RGB [3 x 113] = SPD2RGB [3 x 84] * SPD [84 x 113]
The most direct method of finding SPD2RGB is
SPD2RGB = SPD * inv(RGB)
This plot was very noisy, so it was necessary to do some extra processing to clean it up. We used two methods of noise reduction. First, we manipulated the equations in the following way, which caused Matlab's numeric matrix division function to find a best fit result using a least-squares approach. Second, we reduced the data and recreated the curves using a set of basis functions, using Matlab code provided by Dr. Wandell.
Our manipulations were as follows:
SPD2RGB = RGB * inv(SPD) = RGB / SPD (matlab notation)
RGB * inv(SPD) = inv(SPD * inv(RGB))
SPD * inv(RGB) = SPD / RGB (matlab notation)
=> SPD2RGB = inv(SPD / RGB) (This is the actual calculation done by our Matlab code.)

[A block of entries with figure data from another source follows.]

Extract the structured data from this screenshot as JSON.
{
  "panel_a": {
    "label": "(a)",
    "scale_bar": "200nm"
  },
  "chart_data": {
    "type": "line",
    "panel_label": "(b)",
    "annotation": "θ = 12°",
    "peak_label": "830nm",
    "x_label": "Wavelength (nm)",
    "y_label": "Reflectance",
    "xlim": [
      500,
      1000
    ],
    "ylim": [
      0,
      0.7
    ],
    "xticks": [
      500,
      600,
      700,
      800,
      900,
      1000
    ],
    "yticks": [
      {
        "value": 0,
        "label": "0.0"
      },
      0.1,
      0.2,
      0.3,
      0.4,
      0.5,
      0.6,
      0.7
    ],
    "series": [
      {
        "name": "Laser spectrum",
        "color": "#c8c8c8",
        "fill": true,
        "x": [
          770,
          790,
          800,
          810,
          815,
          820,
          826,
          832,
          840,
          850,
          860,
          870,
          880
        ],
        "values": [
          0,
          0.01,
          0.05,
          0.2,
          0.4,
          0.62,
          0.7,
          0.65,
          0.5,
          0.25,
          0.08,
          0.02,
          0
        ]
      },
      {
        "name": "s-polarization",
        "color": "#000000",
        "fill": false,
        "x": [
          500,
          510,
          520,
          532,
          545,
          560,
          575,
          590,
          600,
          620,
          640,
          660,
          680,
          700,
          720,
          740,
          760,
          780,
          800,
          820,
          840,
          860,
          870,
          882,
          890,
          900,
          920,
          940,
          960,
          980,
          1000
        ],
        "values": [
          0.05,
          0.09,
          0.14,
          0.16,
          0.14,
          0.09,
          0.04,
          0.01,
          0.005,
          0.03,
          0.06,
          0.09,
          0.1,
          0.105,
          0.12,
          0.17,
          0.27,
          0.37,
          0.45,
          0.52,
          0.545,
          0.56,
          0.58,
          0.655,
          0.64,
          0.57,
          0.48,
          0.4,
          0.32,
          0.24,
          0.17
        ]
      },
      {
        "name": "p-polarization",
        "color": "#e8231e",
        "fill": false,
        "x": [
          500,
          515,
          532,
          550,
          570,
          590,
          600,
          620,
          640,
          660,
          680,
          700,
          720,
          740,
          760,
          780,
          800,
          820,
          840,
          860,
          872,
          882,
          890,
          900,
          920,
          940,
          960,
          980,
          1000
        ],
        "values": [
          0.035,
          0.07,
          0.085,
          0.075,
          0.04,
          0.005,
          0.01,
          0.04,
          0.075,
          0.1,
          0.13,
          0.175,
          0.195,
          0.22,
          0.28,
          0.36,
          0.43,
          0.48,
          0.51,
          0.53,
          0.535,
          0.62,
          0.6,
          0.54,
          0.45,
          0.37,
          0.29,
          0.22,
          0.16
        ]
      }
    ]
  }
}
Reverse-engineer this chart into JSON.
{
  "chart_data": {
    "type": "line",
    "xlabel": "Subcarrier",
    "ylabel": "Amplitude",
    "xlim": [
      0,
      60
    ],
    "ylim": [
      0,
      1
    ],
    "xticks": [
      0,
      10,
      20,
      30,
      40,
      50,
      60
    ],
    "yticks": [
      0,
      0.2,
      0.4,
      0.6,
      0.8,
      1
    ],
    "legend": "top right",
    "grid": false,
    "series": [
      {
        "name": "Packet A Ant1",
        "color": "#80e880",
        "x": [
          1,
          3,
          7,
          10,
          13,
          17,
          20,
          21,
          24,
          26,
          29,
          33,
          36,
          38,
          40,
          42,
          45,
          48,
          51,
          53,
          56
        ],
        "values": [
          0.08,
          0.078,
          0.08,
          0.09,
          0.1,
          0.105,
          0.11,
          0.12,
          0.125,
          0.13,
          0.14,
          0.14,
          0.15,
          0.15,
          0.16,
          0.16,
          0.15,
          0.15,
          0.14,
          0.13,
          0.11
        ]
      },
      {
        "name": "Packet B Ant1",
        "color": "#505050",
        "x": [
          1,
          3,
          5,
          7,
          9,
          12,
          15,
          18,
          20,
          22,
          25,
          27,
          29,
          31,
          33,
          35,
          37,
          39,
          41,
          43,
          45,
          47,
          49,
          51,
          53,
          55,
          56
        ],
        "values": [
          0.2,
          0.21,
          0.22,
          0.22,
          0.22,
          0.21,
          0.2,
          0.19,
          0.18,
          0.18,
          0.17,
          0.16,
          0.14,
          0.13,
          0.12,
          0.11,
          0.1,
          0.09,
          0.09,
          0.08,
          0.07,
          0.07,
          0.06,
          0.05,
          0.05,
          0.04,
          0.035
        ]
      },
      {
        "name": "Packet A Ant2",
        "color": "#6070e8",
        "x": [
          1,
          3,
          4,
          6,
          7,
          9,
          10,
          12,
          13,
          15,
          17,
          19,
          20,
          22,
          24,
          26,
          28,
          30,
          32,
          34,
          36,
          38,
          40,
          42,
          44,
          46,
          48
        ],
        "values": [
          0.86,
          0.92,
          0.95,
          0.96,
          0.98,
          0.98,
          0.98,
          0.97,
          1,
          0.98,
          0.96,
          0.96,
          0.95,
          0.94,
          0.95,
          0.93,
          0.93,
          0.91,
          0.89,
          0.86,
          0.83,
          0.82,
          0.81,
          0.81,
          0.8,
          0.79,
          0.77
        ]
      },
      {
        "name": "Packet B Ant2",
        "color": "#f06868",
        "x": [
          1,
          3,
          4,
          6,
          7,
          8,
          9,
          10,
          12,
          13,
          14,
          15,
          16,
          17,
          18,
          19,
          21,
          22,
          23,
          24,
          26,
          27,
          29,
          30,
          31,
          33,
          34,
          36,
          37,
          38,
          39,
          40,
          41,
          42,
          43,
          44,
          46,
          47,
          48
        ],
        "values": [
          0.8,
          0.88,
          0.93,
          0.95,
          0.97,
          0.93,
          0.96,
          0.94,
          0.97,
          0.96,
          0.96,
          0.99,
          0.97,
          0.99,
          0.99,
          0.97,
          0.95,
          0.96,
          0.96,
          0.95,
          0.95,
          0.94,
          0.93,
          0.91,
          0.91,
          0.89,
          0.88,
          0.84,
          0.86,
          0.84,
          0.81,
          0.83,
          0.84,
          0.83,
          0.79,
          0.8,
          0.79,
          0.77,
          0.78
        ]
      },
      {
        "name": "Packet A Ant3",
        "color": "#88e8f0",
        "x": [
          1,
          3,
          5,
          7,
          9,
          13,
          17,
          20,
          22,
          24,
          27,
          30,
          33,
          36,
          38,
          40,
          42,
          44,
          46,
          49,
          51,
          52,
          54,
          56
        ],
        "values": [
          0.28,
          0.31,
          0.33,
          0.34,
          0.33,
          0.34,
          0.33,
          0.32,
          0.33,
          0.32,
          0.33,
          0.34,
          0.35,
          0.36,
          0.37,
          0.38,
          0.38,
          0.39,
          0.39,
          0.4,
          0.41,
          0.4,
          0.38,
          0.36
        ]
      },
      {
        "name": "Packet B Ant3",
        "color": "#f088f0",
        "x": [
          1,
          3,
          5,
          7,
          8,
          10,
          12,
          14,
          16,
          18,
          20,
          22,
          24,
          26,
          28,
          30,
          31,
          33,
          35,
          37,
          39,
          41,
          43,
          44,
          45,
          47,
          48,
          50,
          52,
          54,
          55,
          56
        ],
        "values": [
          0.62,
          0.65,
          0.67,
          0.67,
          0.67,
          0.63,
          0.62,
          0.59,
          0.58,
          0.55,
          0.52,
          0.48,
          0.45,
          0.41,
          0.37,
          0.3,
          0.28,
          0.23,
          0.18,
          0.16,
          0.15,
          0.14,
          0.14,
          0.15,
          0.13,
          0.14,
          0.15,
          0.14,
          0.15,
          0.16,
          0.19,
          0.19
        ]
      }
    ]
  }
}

The two methods produced the following sensor estimations. They are very
similar though. Our functions are based on our entire data set, while the
ones calculated by Professor Wandell's methods are based on fewer
representative values.
The difference between the two functions is shown here. It is interesting
to note the frequency differences apparent in the two.
One conjecture as to why this occurs looked at the colors of the original
swatches. They are ordered to some extent by hue, and then within this
ordering, their intensity oscillates.